- Fecal Incontinence
|End of Induction Patient-reported Outcomes Predict Clinical Remission but Not Endoscopic Remission in Crohn's Disease
J Crohns Colitis. 2021 Jul 5;15(7):1114-1119. doi: 10.1093/ecco-jcc/jjaa242.
Emily C L Wong 1, Elisa Buffone 2, So Jeong Lee 1, Parambir S Dulai 3, John K Marshall 1, Walter Reinisch 4, Neeraj Narula 1
Background and aims: It is unclear whether early symptom improvement in Crohn's disease [CD] provides any prognostic information for patients long-term. This paper aims to investigate the relationship between early patient-reported outcomes [PROs] after completion of induction of infliximab, and their relationship with long-term clinical remission [CR] and endoscopic remission [ER].

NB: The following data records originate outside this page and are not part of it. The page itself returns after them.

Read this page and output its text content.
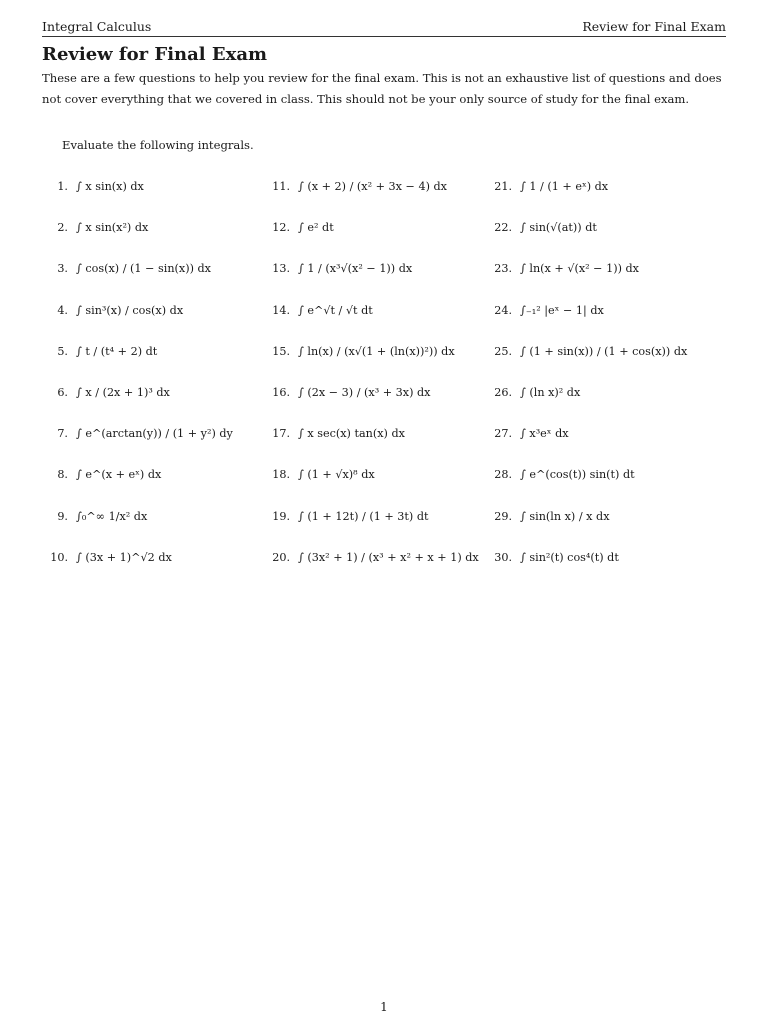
Integral Calculus	Review for Final Exam
Review for Final Exam
These are a few questions to help you review for the final exam. This is not an exhaustive list of questions and does not cover everything that we covered in class. This should not be your only source of study for the final exam.
Evaluate the following integrals.
1. ∫ x sin(x) dx
2. ∫ x sin(x²) dx
3. ∫ cos(x) / (1 − sin(x)) dx
4. ∫ sin³(x) / cos(x) dx
5. ∫ t / (t⁴ + 2) dt
6. ∫ x / (2x + 1)³ dx
7. ∫ e^(arctan(y)) / (1 + y²) dy
8. ∫ e^(x + eˣ) dx
9. ∫₀^∞ 1/x² dx
10. ∫ (3x + 1)^√2 dx
11. ∫ (x + 2) / (x² + 3x − 4) dx
12. ∫ e² dt
13. ∫ 1 / (x³√(x² − 1)) dx
14. ∫ e^√t / √t dt
15. ∫ ln(x) / (x√(1 + (ln(x))²)) dx
16. ∫ (2x − 3) / (x³ + 3x) dx
17. ∫ x sec(x) tan(x) dx
18. ∫ (1 + √x)⁸ dx
19. ∫ (1 + 12t) / (1 + 3t) dt
20. ∫ (3x² + 1) / (x³ + x² + x + 1) dx
21. ∫ 1 / (1 + eˣ) dx
22. ∫ sin(√(at)) dt
23. ∫ ln(x + √(x² − 1)) dx
24. ∫₋₁² |eˣ − 1| dx
25. ∫ (1 + sin(x)) / (1 + cos(x)) dx
26. ∫ (ln x)² dx
27. ∫ x³eˣ dx
28. ∫ e^(cos(t)) sin(t) dt
29. ∫ sin(ln x) / x dx
30. ∫ sin²(t) cos⁴(t) dt
1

Methods: This post-hoc analysis [Clinicaltrials.gov: NCT02096861] used data from 220 CD patients to evaluate the relationship of Weeks 6 and 14 PRO variables and Week 54 clinical remission (Crohn's Disease Activity Index [CDAI <150), PRO2 remission (mean score abdominal pain [AP] ≤1 and stool frequency [SF] ≤1.5), and endoscopic remission (Simple Endoscopic Score-CD [SES-CD <3). Multivariable logistic regression models adjusted for confounders were used to assess the relationships between post-induction PROs and outcomes of interest.
Results: Patients with moderate or severe AP after induction had reduced odds of achieving 1-year CR and PRO2 remission compared with those with mild AP (adjusted odds ratio [aOR] for CR 0.31, 95% confidence interval [CI] 0.17-0.57, p = 0.0002). Similarly, patients with moderately to severely elevated SF after induction had reduced odds of 1-year CR and PRO2 remission compared with patients with less SF [aOR for CR 0.31, 95% CI 0.16-0.58, p = 0.0003]. No significant differences were found when comparing higher Weeks 6 or 14 PRO scores of AP and/or SF with lower PRO scores in the odds of achieving 1-year ER.
Conclusions: Post-induction PROs of AP and SF strongly predict likelihood of 1-year CR but are not associated with 1-year ER. Clinical symptoms alone should not be relied upon when assessing response to therapies for CD.